Datuk (Kakek) Habib Hamid dari ibu bernama Habib Alwi bin Abdullah bin Sahl yang menyebarkan islam lewat pemahaman Tasawuf dan Thariqah Bani Alawi (Thariqoh Alawiyah) di Panjopai.
Sebagaimana tarekat-tarekat yang ada, Thariqah Bani ‘Alawi mempunyai tradisi, wasiat, amalan-amalan wirid, khirqah shufiyyah dan silsilah sanad keilmuan. Berbicara sanad keilmuan, Thariqah ini jelas sekali bersumber, berasal dari Sayyid ‘Alwi bin Ubaidillah bin Ahmad al-Muhajir bin Isa al-Naqib bin Muhammad al-Naqib bin Ali al-‘Uraidhi bin Ja’far al-Shadiq bin Muhammad al-Baqir bin Ali Zainal ‘Abidin bin Imam Husain bin Sayyidah Fatimah binti Nabi Muhammad Saw.
Dalam kitab Al-Manhaj Al-Sawiy Syarh Ushul Thariqah al-Sadah Al Ba ‘Alawi, Al-Habib Zain bin Ibrahim bin Sumaith, Terdapat lima ajaran/pilar inti Thariqah Bani ‘Alawi yaitu :
- Ilmu (العلم) dengan sanad yang menyambung hingga ke sumber pintu Ilmu Rasulullah, Sayyidina Ali Karamallah wajhahu
- Amaliyah (العملية) mengamalan/tindakan
- Wara’ (الورع) menjaga diri dari hal-hal yang Syubhat
- Khauf’ (الخوف) takut, sebagai hasil dari pengenalan terhadap Allah Swt.

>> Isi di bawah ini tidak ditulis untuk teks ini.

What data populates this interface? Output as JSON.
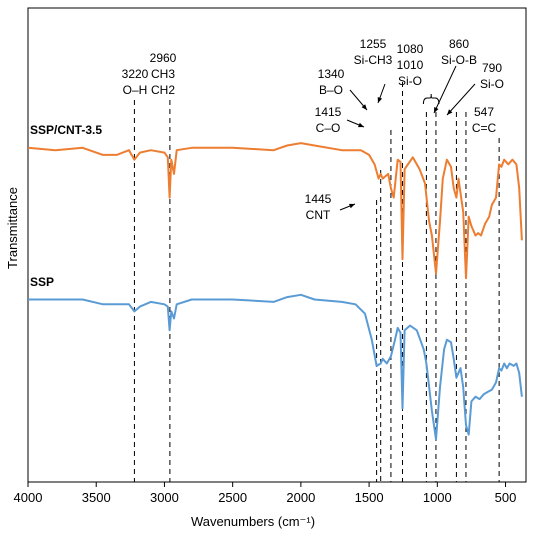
{
  "chart_data": {
    "type": "line",
    "xlabel": "Wavenumbers (cm⁻¹)",
    "ylabel": "Transmittance",
    "xlim": [
      4000,
      350
    ],
    "xticks": [
      4000,
      3500,
      3000,
      2500,
      2000,
      1500,
      1000,
      500
    ],
    "x_reversed": true,
    "series": [
      {
        "name": "SSP/CNT-3.5",
        "color": "#ED7D31",
        "points": [
          [
            4000,
            0.705
          ],
          [
            3800,
            0.7
          ],
          [
            3600,
            0.705
          ],
          [
            3450,
            0.69
          ],
          [
            3350,
            0.69
          ],
          [
            3260,
            0.7
          ],
          [
            3220,
            0.68
          ],
          [
            3180,
            0.695
          ],
          [
            3100,
            0.7
          ],
          [
            3000,
            0.695
          ],
          [
            2975,
            0.685
          ],
          [
            2962,
            0.6
          ],
          [
            2950,
            0.68
          ],
          [
            2930,
            0.65
          ],
          [
            2910,
            0.7
          ],
          [
            2800,
            0.705
          ],
          [
            2500,
            0.705
          ],
          [
            2200,
            0.7
          ],
          [
            2100,
            0.71
          ],
          [
            2000,
            0.715
          ],
          [
            1900,
            0.71
          ],
          [
            1700,
            0.7
          ],
          [
            1560,
            0.7
          ],
          [
            1500,
            0.69
          ],
          [
            1460,
            0.67
          ],
          [
            1430,
            0.64
          ],
          [
            1415,
            0.65
          ],
          [
            1400,
            0.64
          ],
          [
            1360,
            0.65
          ],
          [
            1340,
            0.62
          ],
          [
            1320,
            0.6
          ],
          [
            1290,
            0.68
          ],
          [
            1270,
            0.675
          ],
          [
            1255,
            0.47
          ],
          [
            1240,
            0.66
          ],
          [
            1180,
            0.685
          ],
          [
            1130,
            0.66
          ],
          [
            1090,
            0.63
          ],
          [
            1060,
            0.55
          ],
          [
            1040,
            0.52
          ],
          [
            1010,
            0.44
          ],
          [
            980,
            0.55
          ],
          [
            960,
            0.64
          ],
          [
            930,
            0.68
          ],
          [
            900,
            0.665
          ],
          [
            880,
            0.62
          ],
          [
            860,
            0.6
          ],
          [
            845,
            0.64
          ],
          [
            830,
            0.61
          ],
          [
            810,
            0.57
          ],
          [
            790,
            0.43
          ],
          [
            770,
            0.56
          ],
          [
            750,
            0.54
          ],
          [
            720,
            0.52
          ],
          [
            700,
            0.525
          ],
          [
            680,
            0.52
          ],
          [
            650,
            0.545
          ],
          [
            620,
            0.56
          ],
          [
            600,
            0.585
          ],
          [
            570,
            0.6
          ],
          [
            547,
            0.67
          ],
          [
            530,
            0.665
          ],
          [
            510,
            0.68
          ],
          [
            480,
            0.67
          ],
          [
            450,
            0.68
          ],
          [
            420,
            0.67
          ],
          [
            400,
            0.62
          ],
          [
            380,
            0.51
          ]
        ]
      },
      {
        "name": "SSP",
        "color": "#5B9BD5",
        "points": [
          [
            4000,
            0.385
          ],
          [
            3800,
            0.385
          ],
          [
            3600,
            0.385
          ],
          [
            3450,
            0.375
          ],
          [
            3350,
            0.375
          ],
          [
            3260,
            0.375
          ],
          [
            3220,
            0.36
          ],
          [
            3180,
            0.37
          ],
          [
            3100,
            0.38
          ],
          [
            3000,
            0.375
          ],
          [
            2975,
            0.37
          ],
          [
            2962,
            0.32
          ],
          [
            2950,
            0.36
          ],
          [
            2930,
            0.345
          ],
          [
            2910,
            0.375
          ],
          [
            2800,
            0.385
          ],
          [
            2500,
            0.385
          ],
          [
            2200,
            0.38
          ],
          [
            2100,
            0.39
          ],
          [
            2000,
            0.395
          ],
          [
            1900,
            0.385
          ],
          [
            1700,
            0.38
          ],
          [
            1600,
            0.375
          ],
          [
            1530,
            0.355
          ],
          [
            1480,
            0.3
          ],
          [
            1445,
            0.245
          ],
          [
            1415,
            0.25
          ],
          [
            1400,
            0.26
          ],
          [
            1370,
            0.25
          ],
          [
            1340,
            0.265
          ],
          [
            1310,
            0.3
          ],
          [
            1290,
            0.325
          ],
          [
            1270,
            0.315
          ],
          [
            1255,
            0.155
          ],
          [
            1240,
            0.32
          ],
          [
            1200,
            0.33
          ],
          [
            1150,
            0.32
          ],
          [
            1100,
            0.28
          ],
          [
            1080,
            0.25
          ],
          [
            1040,
            0.15
          ],
          [
            1010,
            0.09
          ],
          [
            980,
            0.2
          ],
          [
            950,
            0.28
          ],
          [
            930,
            0.3
          ],
          [
            900,
            0.295
          ],
          [
            880,
            0.26
          ],
          [
            860,
            0.22
          ],
          [
            830,
            0.24
          ],
          [
            810,
            0.2
          ],
          [
            790,
            0.12
          ],
          [
            770,
            0.1
          ],
          [
            750,
            0.17
          ],
          [
            720,
            0.18
          ],
          [
            690,
            0.175
          ],
          [
            660,
            0.185
          ],
          [
            630,
            0.19
          ],
          [
            600,
            0.195
          ],
          [
            570,
            0.21
          ],
          [
            547,
            0.24
          ],
          [
            530,
            0.235
          ],
          [
            510,
            0.25
          ],
          [
            490,
            0.24
          ],
          [
            470,
            0.25
          ],
          [
            440,
            0.245
          ],
          [
            420,
            0.25
          ],
          [
            400,
            0.23
          ],
          [
            380,
            0.18
          ]
        ]
      }
    ],
    "guide_lines": [
      3220,
      2960,
      1445,
      1415,
      1340,
      1255,
      1080,
      1010,
      860,
      790,
      547
    ],
    "annotations": [
      {
        "lines": [
          "3220",
          "O–H"
        ],
        "x": 3220
      },
      {
        "lines": [
          "2960",
          "CH3",
          "CH2"
        ],
        "x": 2960
      },
      {
        "lines": [
          "1340",
          "B–O"
        ],
        "x": 1340
      },
      {
        "lines": [
          "1255",
          "Si-CH3"
        ],
        "x": 1255
      },
      {
        "lines": [
          "1080",
          "1010",
          "Si-O"
        ],
        "x": 1045
      },
      {
        "lines": [
          "860",
          "Si-O-B"
        ],
        "x": 860
      },
      {
        "lines": [
          "790",
          "Si-O"
        ],
        "x": 790
      },
      {
        "lines": [
          "547",
          "C=C"
        ],
        "x": 547
      },
      {
        "lines": [
          "1415",
          "C–O"
        ],
        "x": 1415
      },
      {
        "lines": [
          "1445",
          "CNT"
        ],
        "x": 1445
      }
    ]
  }
}
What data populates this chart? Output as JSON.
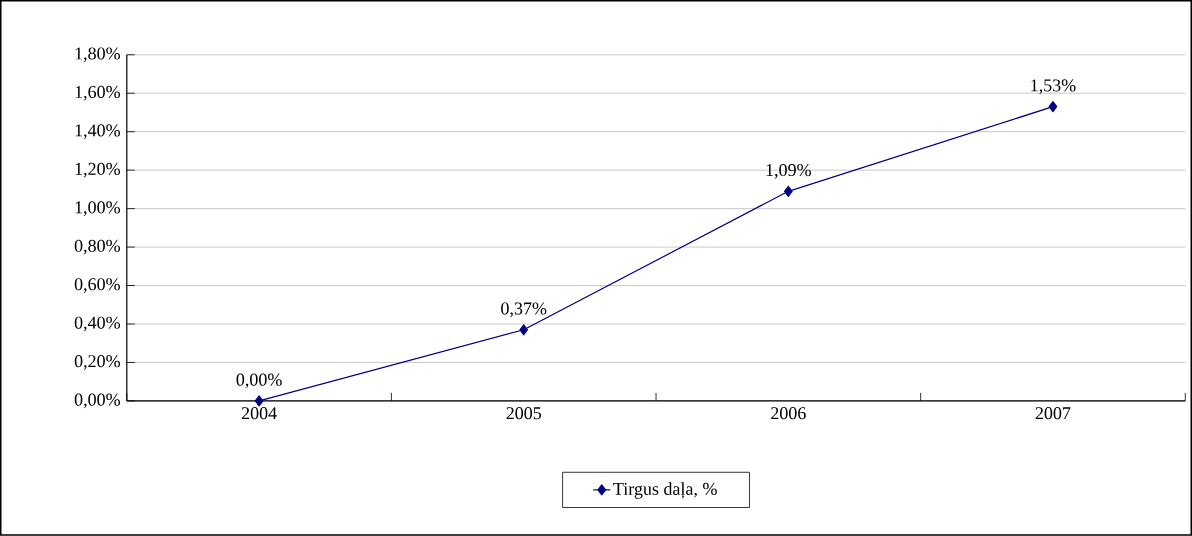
{
  "chart_data": {
    "type": "line",
    "categories": [
      "2004",
      "2005",
      "2006",
      "2007"
    ],
    "series": [
      {
        "name": "Tirgus daļa, %",
        "color": "#000080",
        "values": [
          0,
          0.37,
          1.09,
          1.53
        ],
        "value_labels": [
          "0,00%",
          "0,37%",
          "1,09%",
          "1,53%"
        ]
      }
    ],
    "ylim": [
      0,
      1.8
    ],
    "yticks": [
      {
        "value": 0,
        "label": "0,00%"
      },
      {
        "value": 0.2,
        "label": "0,20%"
      },
      {
        "value": 0.4,
        "label": "0,40%"
      },
      {
        "value": 0.6,
        "label": "0,60%"
      },
      {
        "value": 0.8,
        "label": "0,80%"
      },
      {
        "value": 1.0,
        "label": "1,00%"
      },
      {
        "value": 1.2,
        "label": "1,20%"
      },
      {
        "value": 1.4,
        "label": "1,40%"
      },
      {
        "value": 1.6,
        "label": "1,60%"
      },
      {
        "value": 1.8,
        "label": "1,80%"
      }
    ],
    "grid": "y",
    "legend": "bottom",
    "marker": "diamond",
    "line_style": "solid"
  }
}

- Ikhlas (الاخلاص) menjadikan Allah sebagai satu-satunya yang dituju dalam ketaatan dan perbuatan
Siapa pun yang sudah mengamalkan lima pilar tersebut, maka sudah termasuk dalam lingkaran Thariqah Bani ‘Alawi, walaupun tanpa baiat. Pun demikian tidak berarti Thariqah ini mengeyampingkan baiat. Baiat tetap berlaku, tetapi bukan sesuatu yang lazim. Thariqah ini lebih menekankan pada lima pilar dan mengikuti jalan ulama Bani ‘Alawi (para Habaib).
Bagi kalangan pemula pada umumnya, Thariqah ini mengajak mereka untuk mendekati Habaib (ulama Bani ‘Alawi), baik yang masih hidup atau yang sudah wafat (menziarahi maqam), dengan mengkaji sejarah perjalanan hidup mereka. Biasanya, hal itu dilanjutkan dengan membangun ikatan melalui talqin, kalimat tahlil pada setiap pengajian.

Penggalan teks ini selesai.